The Desert Goddess of Glen Canyon



National Geographic's short film showcase highlights DamNation, a documentary about America's dams, with an excerpt featuring Katie Lee, the Desert Goddess of Glen Canyon. From Nat Geo:

When the Glen Canyon Dam was approved in April 1956, a group of archeologists and river runners set out to document more than 250 culturally significant sites and 125 side canyons that would be flooded by the project. One of those river runners was Katie Lee, a folk singer and Hollywood starlet turned activist. As she describes, "We would go around a corner, and spread out before us would be this incredible site ... Everything was in the right position; everything was perfect."

In this excerpt from the award-winning documentary DamNation, filmmakers Ben Knight and Travis Rummel interview the "desert goddess." Now in her 90s, Lee reminisces about walking naked through the enchanting landscape—"It was absolutely the most natural thing in the world"—and the significance of what was lost in the flood. "I don't think Eden could have touched Glen Canyon," she says. DamNation was produced by Patagonia, and the full-length film can be seen through Vimeo on Demand.

Leo Banks profiled Katie Lee in the Weekly way back in 1999. An excerpt:


Katie Lee's considerable passion is never far from the surface. It shows when her blue eyes widen in a rage, and in the tenor of her voice when she takes off on one her rants against greed or government bureaucrats. She has a theatricalings an arm toward the big window in her study, beyond which lay the pink and purple hills of Jerome, in central Arizona's Verde Valley.

"I suppose it's strange that I'd wind up here in an old mine town," she says, eyeing the gouges in the ground that yielded one of North America's greatest lodes of copper: "Look at what they've done to the earth. My earth."

But Jerome, population 500, is actually the perfect place for Lee. The mining has long since ended, and the town is now home to artists, longhairs, rednecks, witness protection graduates and fools bold enough to cling to their own ways of thinking and doing.

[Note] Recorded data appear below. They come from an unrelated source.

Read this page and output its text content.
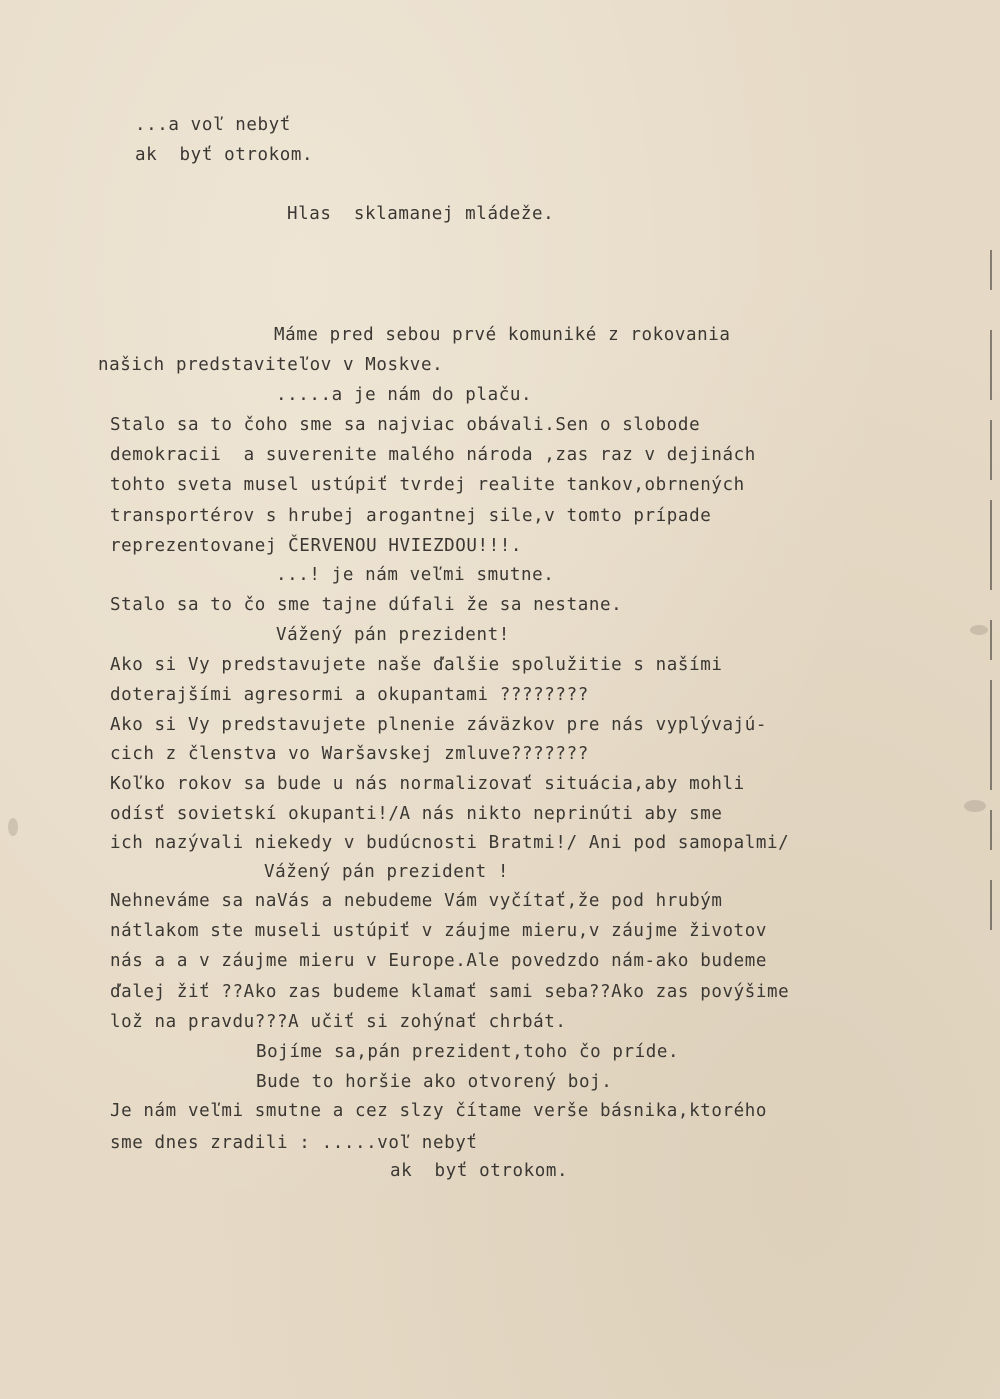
...a voľ nebyť
ak  byť otrokom.
Hlas  sklamanej mládeže.
Máme pred sebou prvé komuniké z rokovania
našich predstaviteľov v Moskve.
.....a je nám do plaču.
Stalo sa to čoho sme sa najviac obávali.Sen o slobode
demokracii  a suverenite malého národa ,zas raz v dejinách
tohto sveta musel ustúpiť tvrdej realite tankov,obrnených
transportérov s hrubej arogantnej sile,v tomto prípade
reprezentovanej ČERVENOU HVIEZDOU!!!.
...! je nám veľmi smutne.
Stalo sa to čo sme tajne dúfali že sa nestane.
Vážený pán prezident!
Ako si Vy predstavujete naše ďalšie spolužitie s našími
doterajšími agresormi a okupantami ????????
Ako si Vy predstavujete plnenie záväzkov pre nás vyplývajú-
cich z členstva vo Waršavskej zmluve???????
Koľko rokov sa bude u nás normalizovať situácia,aby mohli
odísť sovietskí okupanti!/A nás nikto neprinúti aby sme
ich nazývali niekedy v budúcnosti Bratmi!/ Ani pod samopalmi/
Vážený pán prezident !
Nehneváme sa naVás a nebudeme Vám vyčítať,že pod hrubým
nátlakom ste museli ustúpiť v záujme mieru,v záujme životov
nás a a v záujme mieru v Europe.Ale povedzdo nám-ako budeme
ďalej žiť ??Ako zas budeme klamať sami seba??Ako zas povýšime
lož na pravdu???A učiť si zohýnať chrbát.
Bojíme sa,pán prezident,toho čo príde.
Bude to horšie ako otvorený boj.
Je nám veľmi smutne a cez slzy čítame verše básnika,ktorého
sme dnes zradili : .....voľ nebyť
ak  byť otrokom.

The buildings hang precariously, and it seems, impossibly, against the steep slopes of Cleopatra Hill. Some have even slid a few feet or more. But so far they've hung on, and so has Lee, a former Hollywood starlet of some note and a folk singer who recorded eight albums. At 79, she's also an author and environmental activist seeking to convince the world that Glen Canyon Dam on the Colorado River needs to come down.

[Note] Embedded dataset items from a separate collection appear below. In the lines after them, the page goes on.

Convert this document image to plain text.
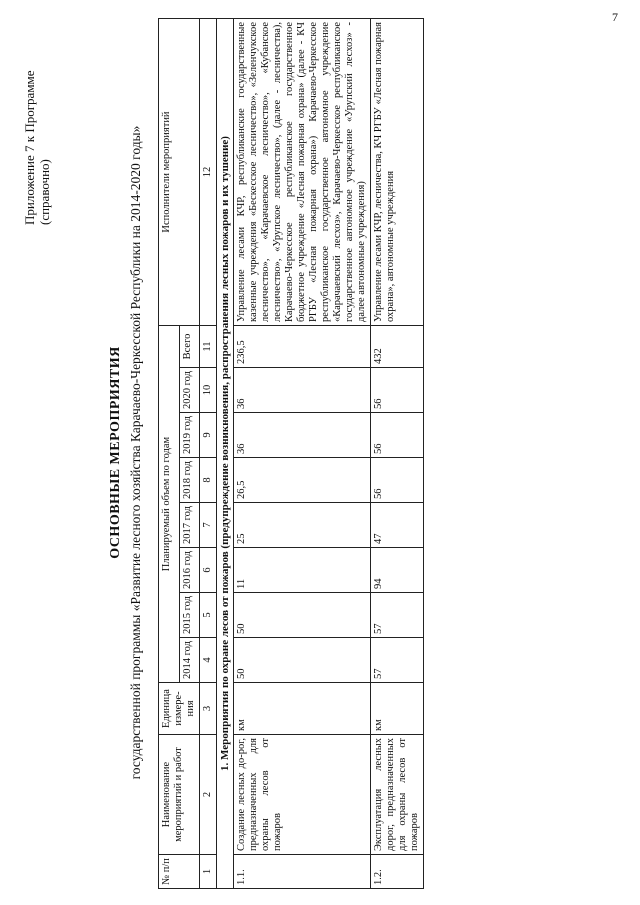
7
Приложение 7 к Программе (справочно)
ОСНОВНЫЕ МЕРОПРИЯТИЯ государственной программы «Развитие лесного хозяйства Карачаево-Черкесской Республики на 2014-2020 годы»
№ п/п	Наименование мероприятий и работ	Единица измере-ния	Планируемый объем по годам								Исполнители мероприятий
			2014 год	2015 год	2016 год	2017 год	2018 год	2019 год	2020 год	Всего	
1	2	3	4	5	6	7	8	9	10	11	12
1. Мероприятия по охране лесов от пожаров (предупреждение возникновения, распространения лесных пожаров и их тушение)											
1.1.	Создание лесных до-рог, предназначенных для охраны лесов от пожаров	км	50	50	11	25	26,5	36	36	236,5	Управление лесами КЧР, республиканские государственные казенные учреждения «Бескесское лесничество», «Зеленчукское лесничество», «Карачаевское лесничество», «Кубанское лесничество», «Урупское лесничество», (далее - лесничества), Карачаево-Черкесское республиканское государственное бюджетное учреждение «Лесная пожарная охрана» (далее - КЧ РГБУ «Лесная пожарная охрана») Карачаево-Черкесское республиканское государственное автономное учреждение «Карачаевский лесхоз», Карачаево-Черкесское республиканское государственное автономное учреждение «Урупский лесхоз» - далее автономные учреждения)
1.2.	Эксплуатация лесных дорог, предназначенных для охраны лесов от пожаров	км	57	57	94	47	56	56	56	432	Управление лесами КЧР, лесничества, КЧ РГБУ «Лесная пожарная охрана», автономные учреждения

It has been her cause, her defining purpose, for more than three decades. The anger that drives her is like fuel. She has used it to produce a book, 35 years in the making, that's part river history, love story, political polemic and personal narrative of her pre-dam trips down the Glen, which corkscrews across 170 miles of southern Utah into Arizona.

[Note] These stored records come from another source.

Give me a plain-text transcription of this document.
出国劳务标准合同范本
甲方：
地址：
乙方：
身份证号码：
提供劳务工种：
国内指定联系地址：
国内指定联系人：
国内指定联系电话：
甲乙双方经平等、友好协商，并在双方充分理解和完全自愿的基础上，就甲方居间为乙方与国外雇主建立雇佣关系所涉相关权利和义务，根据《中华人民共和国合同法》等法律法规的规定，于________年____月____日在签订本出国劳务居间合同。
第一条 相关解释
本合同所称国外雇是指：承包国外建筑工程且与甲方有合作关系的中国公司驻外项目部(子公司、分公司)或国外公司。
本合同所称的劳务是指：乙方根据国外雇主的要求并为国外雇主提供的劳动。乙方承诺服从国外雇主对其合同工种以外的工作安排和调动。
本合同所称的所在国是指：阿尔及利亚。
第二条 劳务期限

All My Rivers Are Gone (1998, Johnson Books, Boulder, Colorado) veers from heartfelt and well-written descriptions of a mystical place now gone, and the awakening its beauty engendered in her, to maddeningly emotional screeds about whoever or whatever aggravates her, especially those behind the dam's construction.

"Humans have a genetic mania to destroy all the sanctuaries that feed their souls," Lee writes. "I don't want to be part of the human race when I see pimps in government and the whores who do their bidding. I'd rather be a coyote."